De acordo com o governo, a eleição das 545 pessoas que vão escrever uma nova Constituição para a Venezuela foi um sucesso. Já a oposição afirmou que foi um grande fracasso e que apenas participaram 2,4 milhões de pessoas. Segundo os números oficiais do Conselho Nacional Eleitoral (CNE) desta segunda-feira (31), mais de oito milhões de venezuelanos (41,53%) votaram neste domingo (30) na eleição da Assembleia Constituinte convocada pelo presidente Nicolás Maduro.

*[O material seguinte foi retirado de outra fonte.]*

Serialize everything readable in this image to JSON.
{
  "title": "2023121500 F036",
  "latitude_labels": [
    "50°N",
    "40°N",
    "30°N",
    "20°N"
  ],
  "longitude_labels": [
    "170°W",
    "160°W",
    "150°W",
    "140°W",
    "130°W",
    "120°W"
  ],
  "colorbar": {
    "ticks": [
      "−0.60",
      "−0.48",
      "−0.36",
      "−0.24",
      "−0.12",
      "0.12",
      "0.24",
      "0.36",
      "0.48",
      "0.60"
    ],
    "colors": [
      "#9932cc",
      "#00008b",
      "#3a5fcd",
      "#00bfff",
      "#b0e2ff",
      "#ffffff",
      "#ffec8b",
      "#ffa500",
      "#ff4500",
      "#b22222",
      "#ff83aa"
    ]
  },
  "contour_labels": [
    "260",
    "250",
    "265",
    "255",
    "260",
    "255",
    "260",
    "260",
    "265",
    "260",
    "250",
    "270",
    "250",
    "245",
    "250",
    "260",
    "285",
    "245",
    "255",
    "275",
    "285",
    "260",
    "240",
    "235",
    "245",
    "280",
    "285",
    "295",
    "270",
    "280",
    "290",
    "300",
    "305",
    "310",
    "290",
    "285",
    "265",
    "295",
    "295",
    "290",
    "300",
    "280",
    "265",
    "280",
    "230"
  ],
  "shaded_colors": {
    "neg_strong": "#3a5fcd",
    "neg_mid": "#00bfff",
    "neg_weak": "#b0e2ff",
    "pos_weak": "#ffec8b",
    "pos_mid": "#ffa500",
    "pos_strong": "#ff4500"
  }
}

No entanto, de acordo com o Datanálisis, uma das mais importantes empresas de pesquisas da Venezuela, 72% da população eram contra a eleição. Brasil, Espanha, Panamá, Canadá, Colômbia, Reino Unido, Argentina e Peru manifestaram oficialmente que não reconhecem a eleição da Assembleia Constituinte venezuelana.

O Mercosul analisa a expulsão da Venezuela do bloco após a realização da eleição para a Constituinte. Com o pleito de hoje o governo quer escrever uma nova Constituição para o país e assim sepultar a que foi estabelecida pelo ex-presidente Hugo Chávez.

As vítimas da violência política

A violência política causou a morte de pelo menos 10 pessoas. Dezenas ficaram feridas e, de acordo com a organização não-governamental Fórum Penal, cerca de 96 foram presas. A maioria dos crimes aconteceram no interior do país, sobretudo no estado Táchira, que faz fronteira com a Colômbia, e em Mérida, na região dos Andes venezuelanos. Um candidato e um dirigente político estão entre as vítimas. Estas mortes equivalem a mais de 10% das que aconteceram desde o início dos protestos contra o governo, em abril deste ano.

A tensão aumentou durante a última semana, sobretudo após o ministro de Interior e Justiça anunciar a proibição das manifestações durante e depois do dia da votação. A convocação feita pelos opositores para a população sair às ruas para protestar neste fim de semana foi outro detonador da violência. A maioria das mortes foram causadas por armas de fogo, apesar da proibição do porte de armas em todo o país até esta terça-feira (1°).

Para a oposição, a Assembleia Constituinte já começa manchada de sangue. De acordo com o ministro da Defesa, o general Vladimir Padrino López, nenhuma das mortes deste domingo estão relacionadas com a ação das Forças Armadas. Já um dirigente do Partido Socialista da Venezuela, do qual a cúpula do governo faz parte, informou que nenhuma pessoa morreu por causa do acirramento político.

A posse dos eleitos

Dentro de um período de até 72 horas após o anúncio dos resultados os candidatos eleitos tomarão posse, de acordo com o Conselho Nacional Eleitoral. O governo informou que os novos constituintes irão trabalhar no Palácio Legislativo, mesmo lugar onde legislam os deputados opositores, eleitos em dezembro de 2015.

A coligação opositora Mesa da Unidade Democrática convocou manifestações para os próximos dias, sobretudo quando a Assembleia Constituinte tomar posse. Esta eleição consolida o início de uma nova etapa na política venezuelana com a institucionalização de poderes paralelos.

Solução para os problemas na Venezuela?

É pouco provável que ao escrever uma nova Constituição os problemas do país sejam resolvidos. Sobretudo porque no nível político o povo não foi consultado previamente e tampouco houve a participação do setor opositor. As mortes das últimas horas demonstraram que a intolerância política e social aumentou.

Já no setor econômico é pouco provável que algo mude, sobretudo se levarmos em conta a profunda dependência da Venezuela ao petróleo. Desde que tomou posse, Maduro afirma que quer diversificar a economia. Até o momento essa meta não foi alcançada.

Os Estados Unidos oxigenam a economia venezuelana graças às importações de petróleo. Porém o governo do presidente Donald Trump ameaçou aplicar sanções ao país caso a eleição da Constituinte fosse realizada. Se isso acontecer, o estrangulamento da economia causaria efeitos imediatos e o povo venezuelano seria o mais afetado.

Esta reportagem foi publicada originalmente na RFI Brasil.